We had a great weekend! J and I went out for a while on Friday night. We ate dinner, went to the bookstore, got coffee, drove around and talked...very nice. H had his first flag-football game and C had a friend come over on Saturday afternoon. They played outside and J and I vegged out watching the UK vs LSU game.....go Cats! On Sunday we went to church and then had lunch at Jody's parents. The kids love playing with their cousins, it is one of their top 3 favorite things to do EVER! The weather was beautiful, sunny and cool, just the way I like it.

HM is growing so fast. She has her first tooth now and is setting up! BEAUTIFUL I am going to stop nursing this week. I believe it is time...a little sad though.
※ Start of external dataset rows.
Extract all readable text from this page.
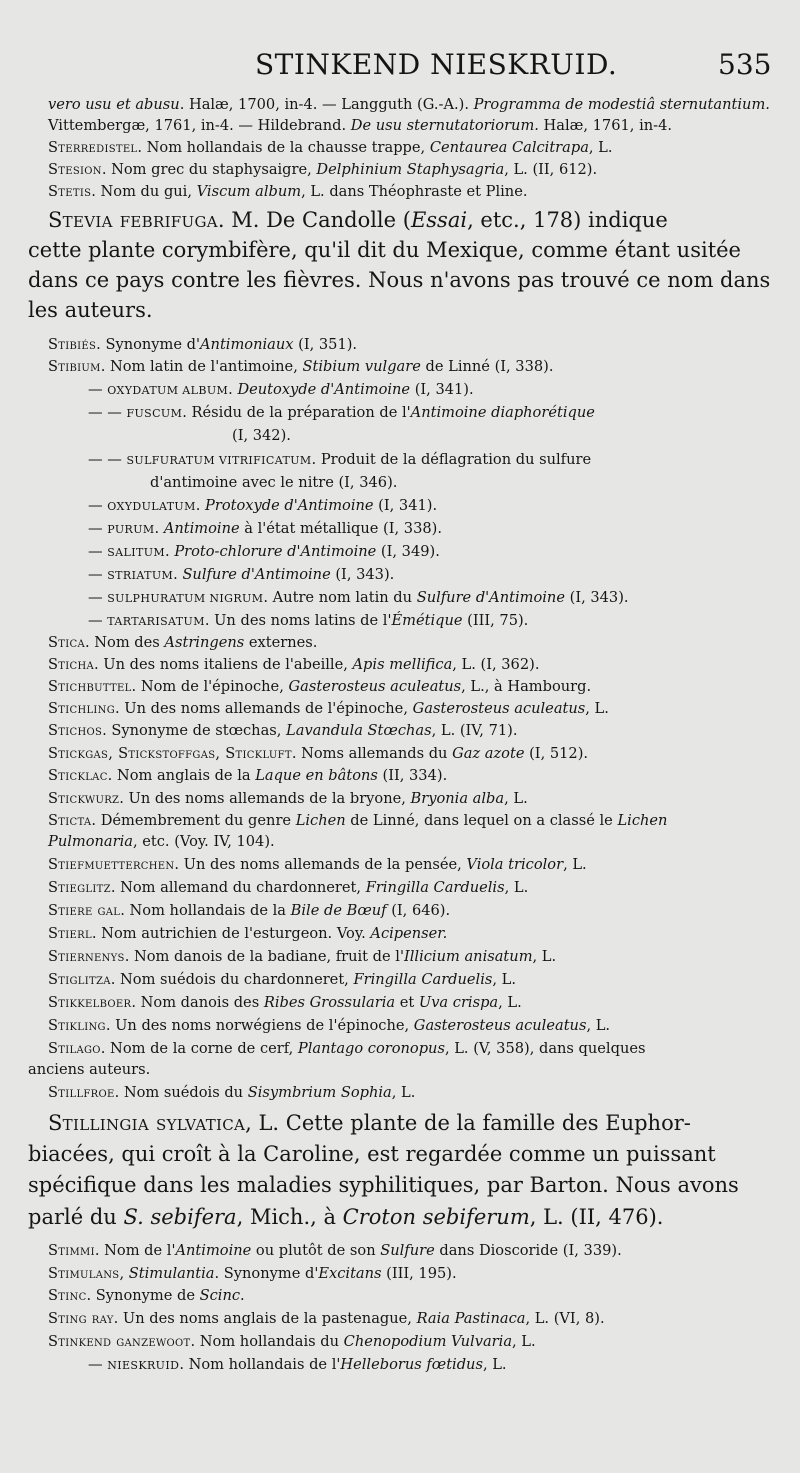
STINKEND NIESKRUID.	535
vero usu et abusu. Halæ, 1700, in-4. — Langguth (G.-A.). Programma de modestiâ sternutantium.
Vittembergæ, 1761, in-4. — Hildebrand. De usu sternutatoriorum. Halæ, 1761, in-4.
Sterredistel. Nom hollandais de la chausse trappe, Centaurea Calcitrapa, L.
Stesion. Nom grec du staphysaigre, Delphinium Staphysagria, L. (II, 612).
Stetis. Nom du gui, Viscum album, L. dans Théophraste et Pline.
Stevia febrifuga. M. De Candolle (Essai, etc., 178) indique
cette plante corymbifère, qu'il dit du Mexique, comme étant usitée
dans ce pays contre les fièvres. Nous n'avons pas trouvé ce nom dans
les auteurs.
Stibiés. Synonyme d'Antimoniaux (I, 351).
Stibium. Nom latin de l'antimoine, Stibium vulgare de Linné (I, 338).
— OXYDATUM ALBUM. Deutoxyde d'Antimoine (I, 341).
— — FUSCUM. Résidu de la préparation de l'Antimoine diaphorétique
(I, 342).
— — SULFURATUM VITRIFICATUM. Produit de la déflagration du sulfure
d'antimoine avec le nitre (I, 346).
— OXYDULATUM. Protoxyde d'Antimoine (I, 341).
— PURUM. Antimoine à l'état métallique (I, 338).
— SALITUM. Proto-chlorure d'Antimoine (I, 349).
— STRIATUM. Sulfure d'Antimoine (I, 343).
— SULPHURATUM NIGRUM. Autre nom latin du Sulfure d'Antimoine (I, 343).
— TARTARISATUM. Un des noms latins de l'Émétique (III, 75).
Stica. Nom des Astringens externes.
Sticha. Un des noms italiens de l'abeille, Apis mellifica, L. (I, 362).
Stichbuttel. Nom de l'épinoche, Gasterosteus aculeatus, L., à Hambourg.
Stichling. Un des noms allemands de l'épinoche, Gasterosteus aculeatus, L.
Stichos. Synonyme de stœchas, Lavandula Stœchas, L. (IV, 71).
Stickgas, Stickstoffgas, Stickluft. Noms allemands du Gaz azote (I, 512).
Sticklac. Nom anglais de la Laque en bâtons (II, 334).
Stickwurz. Un des noms allemands de la bryone, Bryonia alba, L.
Sticta. Démembrement du genre Lichen de Linné, dans lequel on a classé le Lichen
Pulmonaria, etc. (Voy. IV, 104).
Stiefmuetterchen. Un des noms allemands de la pensée, Viola tricolor, L.
Stieglitz. Nom allemand du chardonneret, Fringilla Carduelis, L.
Stiere gal. Nom hollandais de la Bile de Bœuf (I, 646).
Stierl. Nom autrichien de l'esturgeon. Voy. Acipenser.
Stiernenys. Nom danois de la badiane, fruit de l'Illicium anisatum, L.
Stiglitza. Nom suédois du chardonneret, Fringilla Carduelis, L.
Stikkelboer. Nom danois des Ribes Grossularia et Uva crispa, L.
Stikling. Un des noms norwégiens de l'épinoche, Gasterosteus aculeatus, L.
Stilago. Nom de la corne de cerf, Plantago coronopus, L. (V, 358), dans quelques
anciens auteurs.
Stillfroe. Nom suédois du Sisymbrium Sophia, L.
Stillingia sylvatica, L. Cette plante de la famille des Euphor-
biacées, qui croît à la Caroline, est regardée comme un puissant
spécifique dans les maladies syphilitiques, par Barton. Nous avons
parlé du S. sebifera, Mich., à Croton sebiferum, L. (II, 476).
Stimmi. Nom de l'Antimoine ou plutôt de son Sulfure dans Dioscoride (I, 339).
Stimulans, Stimulantia. Synonyme d'Excitans (III, 195).
Stinc. Synonyme de Scinc.
Sting ray. Un des noms anglais de la pastenague, Raia Pastinaca, L. (VI, 8).
Stinkend ganzewoot. Nom hollandais du Chenopodium Vulvaria, L.
— NIESKRUID. Nom hollandais de l'Helleborus fœtidus, L.
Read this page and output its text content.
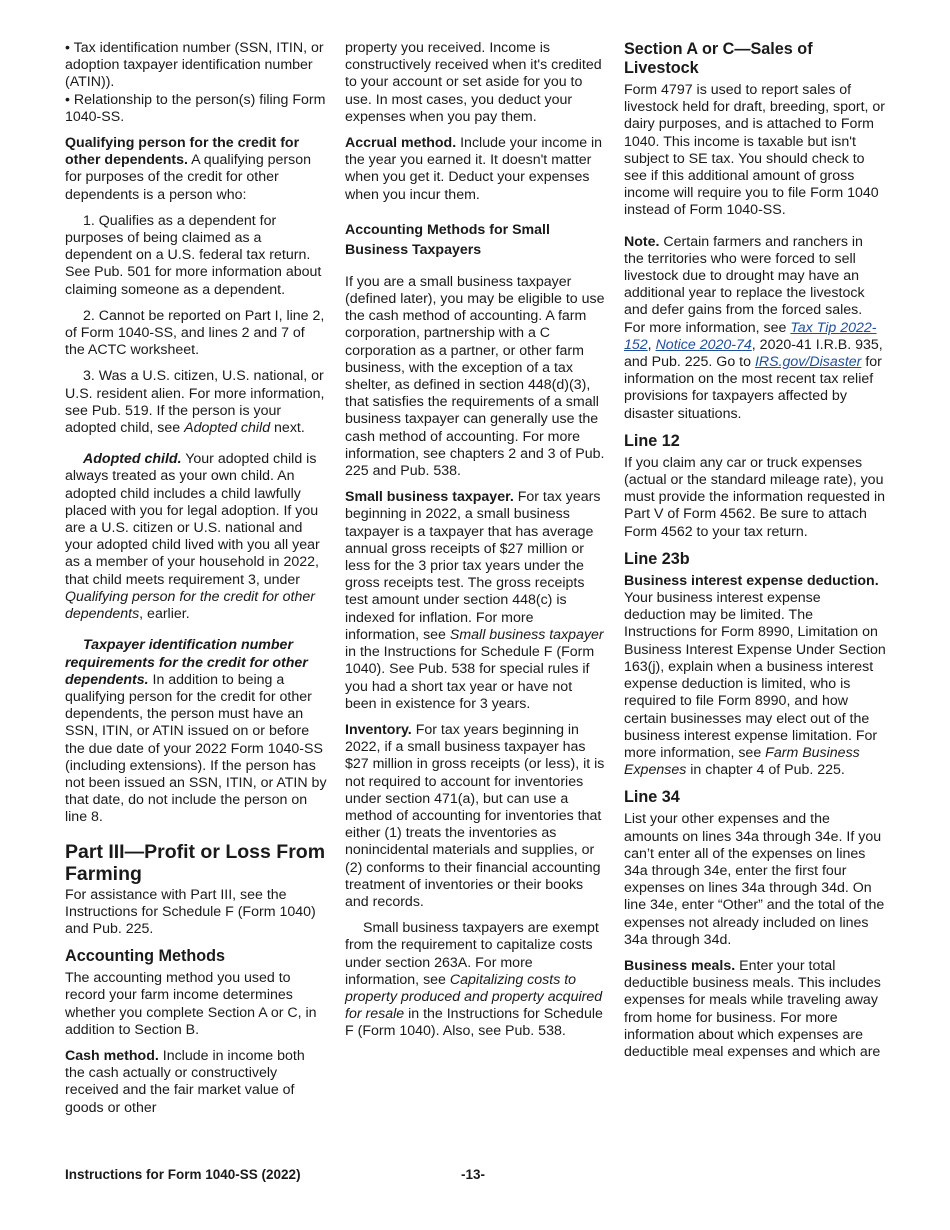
• Tax identification number (SSN, ITIN, or adoption taxpayer identification number (ATIN)).

• Relationship to the person(s) filing Form 1040-SS.

Qualifying person for the credit for other dependents. A qualifying person for purposes of the credit for other dependents is a person who:

1. Qualifies as a dependent for purposes of being claimed as a dependent on a U.S. federal tax return. See Pub. 501 for more information about claiming someone as a dependent.

2. Cannot be reported on Part I, line 2, of Form 1040-SS, and lines 2 and 7 of the ACTC worksheet.

3. Was a U.S. citizen, U.S. national, or U.S. resident alien. For more information, see Pub. 519. If the person is your adopted child, see Adopted child next.

Adopted child. Your adopted child is always treated as your own child. An adopted child includes a child lawfully placed with you for legal adoption. If you are a U.S. citizen or U.S. national and your adopted child lived with you all year as a member of your household in 2022, that child meets requirement 3, under Qualifying person for the credit for other dependents, earlier.

Taxpayer identification number requirements for the credit for other dependents. In addition to being a qualifying person for the credit for other dependents, the person must have an SSN, ITIN, or ATIN issued on or before the due date of your 2022 Form 1040-SS (including extensions). If the person has not been issued an SSN, ITIN, or ATIN by that date, do not include the person on line 8.

Part III—Profit or Loss From Farming

For assistance with Part III, see the Instructions for Schedule F (Form 1040) and Pub. 225.

Accounting Methods

The accounting method you used to record your farm income determines whether you complete Section A or C, in addition to Section B.

Cash method. Include in income both the cash actually or constructively received and the fair market value of goods or other

property you received. Income is constructively received when it's credited to your account or set aside for you to use. In most cases, you deduct your expenses when you pay them.

Accrual method. Include your income in the year you earned it. It doesn't matter when you get it. Deduct your expenses when you incur them.

Accounting Methods for Small Business Taxpayers

If you are a small business taxpayer (defined later), you may be eligible to use the cash method of accounting. A farm corporation, partnership with a C corporation as a partner, or other farm business, with the exception of a tax shelter, as defined in section 448(d)(3), that satisfies the requirements of a small business taxpayer can generally use the cash method of accounting. For more information, see chapters 2 and 3 of Pub. 225 and Pub. 538.

Small business taxpayer. For tax years beginning in 2022, a small business taxpayer is a taxpayer that has average annual gross receipts of $27 million or less for the 3 prior tax years under the gross receipts test. The gross receipts test amount under section 448(c) is indexed for inflation. For more information, see Small business taxpayer in the Instructions for Schedule F (Form 1040). See Pub. 538 for special rules if you had a short tax year or have not been in existence for 3 years.

Inventory. For tax years beginning in 2022, if a small business taxpayer has $27 million in gross receipts (or less), it is not required to account for inventories under section 471(a), but can use a method of accounting for inventories that either (1) treats the inventories as nonincidental materials and supplies, or (2) conforms to their financial accounting treatment of inventories or their books and records.

Small business taxpayers are exempt from the requirement to capitalize costs under section 263A. For more information, see Capitalizing costs to property produced and property acquired for resale in the Instructions for Schedule F (Form 1040). Also, see Pub. 538.

Section A or C—Sales of Livestock

Form 4797 is used to report sales of livestock held for draft, breeding, sport, or dairy purposes, and is attached to Form 1040. This income is taxable but isn't subject to SE tax. You should check to see if this additional amount of gross income will require you to file Form 1040 instead of Form 1040-SS.

Note. Certain farmers and ranchers in the territories who were forced to sell livestock due to drought may have an additional year to replace the livestock and defer gains from the forced sales. For more information, see Tax Tip 2022-152, Notice 2020-74, 2020-41 I.R.B. 935, and Pub. 225. Go to IRS.gov/Disaster for information on the most recent tax relief provisions for taxpayers affected by disaster situations.

Line 12

If you claim any car or truck expenses (actual or the standard mileage rate), you must provide the information requested in Part V of Form 4562. Be sure to attach Form 4562 to your tax return.

Line 23b

Business interest expense deduction. Your business interest expense deduction may be limited. The Instructions for Form 8990, Limitation on Business Interest Expense Under Section 163(j), explain when a business interest expense deduction is limited, who is required to file Form 8990, and how certain businesses may elect out of the business interest expense limitation. For more information, see Farm Business Expenses in chapter 4 of Pub. 225.

Line 34

List your other expenses and the amounts on lines 34a through 34e. If you can’t enter all of the expenses on lines 34a through 34e, enter the first four expenses on lines 34a through 34d. On line 34e, enter “Other” and the total of the expenses not already included on lines 34a through 34d.

Business meals. Enter your total deductible business meals. This includes expenses for meals while traveling away from home for business. For more information about which expenses are deductible meal expenses and which are

Instructions for Form 1040-SS (2022)	-13-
I told J yesterday, how amazing that our God created a woman's body to feed a child, to give that child all he/she needs to survive. How creative, how awesome!!

Wednesday, October 10, 2007

"Special Things"

A few weeks ago J and I decided that one night every week he or I would take one child out for a few hours for some special one-on-one time. With 4 kids one-on-one time can be rare. So tonight it was my turn with H. I have looked forward to this all week. H is such a daddy's boy, and he used to be a mommy's boy. The day of his 4th birthday he woke up with a little body full of testosterone and has been "all boy" ever since. So, I couldn't wait until I could have him all to myself tonight. We had a wonderful time, played glow golf, bought a dinosaur book at BAM, and had cheeseburgers at McDonalds. He talked the ENTIRE time.....about dinosaurs, about how fast cars go, and about how much each member of our family weighs?? But the best part, he didn't want to come home. He wanted to have more of our "special thing". He cheered for me while playing put-put and wanted me to hold him at BAM while reading the dinosaur book. I pray often that God will show me how to be the mom he needs. It just comes easier with the girls. They are so eager to talk and share their feelings. They want me to hold them and rock them and sleep with them at night. I can "get" that! It is just a little harder for me to "mother" him. I don't really like wrestling in the floor (he hurts) or seeing how far I can spit off a bridge?!? But, I want my relationship with him to be real and deep rooted in our hearts. I want him to know how much I love him and what a treasure he is to me.......

Diving In

I have decided to take the plunge. This past weekend we were camping and J said..."I really think you need to start your own blog." That was like music to my ears and what I needed to get started. So here we go....I have always believed this would be a terrific way to preserve these days for my children to have and read when they are older. I hope to share our life, this beautiful and crazy "season" we are walking through. It might be on the brink of insanity, but I wouldn't trade it for anything in this world.